With this as her warm up, Harris then unleashed a scathing indictment of a GOP-sanctioned federal overreach, enumerating her case blow by blow:

  • QUOTE: "First, the legislation would mandate that the CVP [California Valley Project] and the SWP [State Water Project] operate to fixed water quality standards for the Sacramento-San Joaquin Delta developed almost twenty years ago, and would preclude state authorities from altering such standards."
    TRANSLATION: Republicans want to roll back negotiated water-delivery and endangered species settlements to 1994, reviving thereby the Bay-Delta Accord of that year which contained no enforcement policies. This retrogressive strategy would also conveniently negate two decades of frontline scientific research that is the basis for subsequent regulations controlling when and what quantities of water can be pumped out of the state-water systems.
  • QUOTE:"Second, the legislation would prohibit the SWRCB [State Water Resources Control Board] and the DFW [Department of Fish and Wildlife] from exercising their state law responsibilities to protect fishery resources and public trust values, not only as to CVP and SWP operations, but as to all holders of appropriative water rights in California."
    TRANSLATION: HR 3964 would gut state regulatory authority over the environment, override decades of state and federal water case law that all manner of courts have legitimized, and elevate what are known as junior water rights over those of other, more senior users. It would act like a giant wrecking ball, demolishing years of painstaking negotiations that have resolved many of the state's most complicated environmental issues (which is exactly what its promoters want).
  • QUOTE:"Third, the legislation would overturn settled principles of cooperative federalism by vacating the San Joaquin River Restoration Settlement Act [2009] and banning the application of State fishery protections to the San Joaquin River operations of the Friant Unit of the CVP."
    TRANSLATION: Goodbye fish. Goodbye native fisheries. Goodbye tribal fishing and water rights. Hello lawsuits.

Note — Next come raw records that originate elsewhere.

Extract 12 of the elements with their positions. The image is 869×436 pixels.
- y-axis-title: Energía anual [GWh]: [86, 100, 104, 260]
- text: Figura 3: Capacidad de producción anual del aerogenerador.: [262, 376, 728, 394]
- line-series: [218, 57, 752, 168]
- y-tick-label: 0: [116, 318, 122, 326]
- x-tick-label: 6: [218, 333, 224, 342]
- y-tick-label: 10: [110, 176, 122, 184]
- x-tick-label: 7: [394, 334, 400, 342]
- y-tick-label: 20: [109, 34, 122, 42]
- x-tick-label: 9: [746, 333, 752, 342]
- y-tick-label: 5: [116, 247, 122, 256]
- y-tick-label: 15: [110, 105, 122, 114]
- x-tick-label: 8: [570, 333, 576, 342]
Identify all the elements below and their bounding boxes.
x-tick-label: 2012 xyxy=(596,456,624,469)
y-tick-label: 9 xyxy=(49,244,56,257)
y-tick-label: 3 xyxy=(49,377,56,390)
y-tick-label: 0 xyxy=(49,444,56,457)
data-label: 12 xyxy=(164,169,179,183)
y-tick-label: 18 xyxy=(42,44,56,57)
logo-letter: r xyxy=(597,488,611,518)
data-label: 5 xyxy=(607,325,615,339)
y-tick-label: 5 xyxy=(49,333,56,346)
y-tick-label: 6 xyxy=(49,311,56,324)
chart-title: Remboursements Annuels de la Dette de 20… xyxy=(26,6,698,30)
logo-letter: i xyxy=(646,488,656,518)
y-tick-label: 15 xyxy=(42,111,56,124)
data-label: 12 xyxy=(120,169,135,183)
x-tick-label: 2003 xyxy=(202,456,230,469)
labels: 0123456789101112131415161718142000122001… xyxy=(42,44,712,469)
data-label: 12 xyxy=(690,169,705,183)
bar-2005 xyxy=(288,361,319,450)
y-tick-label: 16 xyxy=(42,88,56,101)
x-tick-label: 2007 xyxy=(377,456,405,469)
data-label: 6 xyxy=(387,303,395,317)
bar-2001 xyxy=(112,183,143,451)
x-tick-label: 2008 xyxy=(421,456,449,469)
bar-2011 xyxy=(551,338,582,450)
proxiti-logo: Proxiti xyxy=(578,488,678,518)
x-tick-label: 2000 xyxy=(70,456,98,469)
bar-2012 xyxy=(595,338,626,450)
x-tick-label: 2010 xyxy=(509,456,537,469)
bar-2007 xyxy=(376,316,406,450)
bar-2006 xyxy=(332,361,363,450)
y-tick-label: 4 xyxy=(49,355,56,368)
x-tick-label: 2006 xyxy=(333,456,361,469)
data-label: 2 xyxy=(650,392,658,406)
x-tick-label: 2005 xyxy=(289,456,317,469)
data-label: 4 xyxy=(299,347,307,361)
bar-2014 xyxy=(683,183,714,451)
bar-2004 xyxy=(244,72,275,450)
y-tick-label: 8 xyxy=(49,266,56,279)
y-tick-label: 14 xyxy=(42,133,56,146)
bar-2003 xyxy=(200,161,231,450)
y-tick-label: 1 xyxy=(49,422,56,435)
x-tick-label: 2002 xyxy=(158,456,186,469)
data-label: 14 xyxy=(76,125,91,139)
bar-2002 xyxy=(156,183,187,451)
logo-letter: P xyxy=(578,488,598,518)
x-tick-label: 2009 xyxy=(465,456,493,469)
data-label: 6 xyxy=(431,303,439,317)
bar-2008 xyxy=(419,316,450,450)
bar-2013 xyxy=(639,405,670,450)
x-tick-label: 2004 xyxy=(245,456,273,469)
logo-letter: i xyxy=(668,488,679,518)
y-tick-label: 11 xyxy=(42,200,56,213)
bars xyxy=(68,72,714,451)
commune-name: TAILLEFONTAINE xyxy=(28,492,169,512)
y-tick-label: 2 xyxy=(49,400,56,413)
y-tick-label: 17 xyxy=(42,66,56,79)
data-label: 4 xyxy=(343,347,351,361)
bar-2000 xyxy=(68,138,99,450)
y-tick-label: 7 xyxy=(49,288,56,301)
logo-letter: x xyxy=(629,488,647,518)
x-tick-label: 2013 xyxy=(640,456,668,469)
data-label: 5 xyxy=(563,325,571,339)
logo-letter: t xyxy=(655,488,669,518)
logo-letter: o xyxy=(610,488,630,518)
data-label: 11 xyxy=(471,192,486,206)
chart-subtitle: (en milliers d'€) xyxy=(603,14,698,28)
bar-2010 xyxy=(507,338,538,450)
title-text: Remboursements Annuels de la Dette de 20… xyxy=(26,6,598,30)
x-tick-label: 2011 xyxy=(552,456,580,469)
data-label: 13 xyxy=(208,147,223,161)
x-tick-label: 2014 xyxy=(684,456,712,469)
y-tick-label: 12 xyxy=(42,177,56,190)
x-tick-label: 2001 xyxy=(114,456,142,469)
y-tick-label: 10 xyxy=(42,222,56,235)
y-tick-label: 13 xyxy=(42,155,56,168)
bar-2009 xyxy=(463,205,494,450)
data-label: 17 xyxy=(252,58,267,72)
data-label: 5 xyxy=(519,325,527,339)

The Attorney General's blunt brief concludes on an even tougher note: H.R. 3964 violates the principles of state sovereignty that the U.S. Supreme Court has repeatedly and unambiguously affirmed. Worse, "Congressional passage of H.R. 3964 would have, in effect, unconstitutionally 'dragooned' state officers 'into administering federal law.'" That this unconstitutional infringement, and its related power grab, should come from Republicans, who routinely thump their chests in support of "states' rights," is simply astonishing.
Then again, maybe it's not, for this whole process is a farce. The House GOP knew in advance that H.R. 3964 would never get through the U.S. Senate and if by chance it did that the president would veto it. They also knew this when they introduced the same bill in 2011 and 2012. Why the repeat?

Senator Barbara Boxer suggested that divisiveness is the goal: "At a time when we should be bringing people together," she confirmed, "House Republicans have instead introduced another divisive, unfair and discredited proposal designed to score political points instead of addressing this unprecedented drought."

Her senior colleague, Dianne Feinstein, often a very good friend of Central Valley Big Ag, was as appalled by the Republicans' ongoing shenanigans: "This bill is disingenuous, it is irresponsible and it is dangerous. I truly hope Valley farmers speak out against this ugly example of politics as usual and demand that Valley Republicans quit the games and fulfill their responsibilities as legislators."

Yet it is their love of such bankrupt gamesmanship that reminds us once again how arid GOP water politics are, how destructive the party's means and ends, how little it wants to govern. The extremity of this drought is entirely of the Republicans' own making.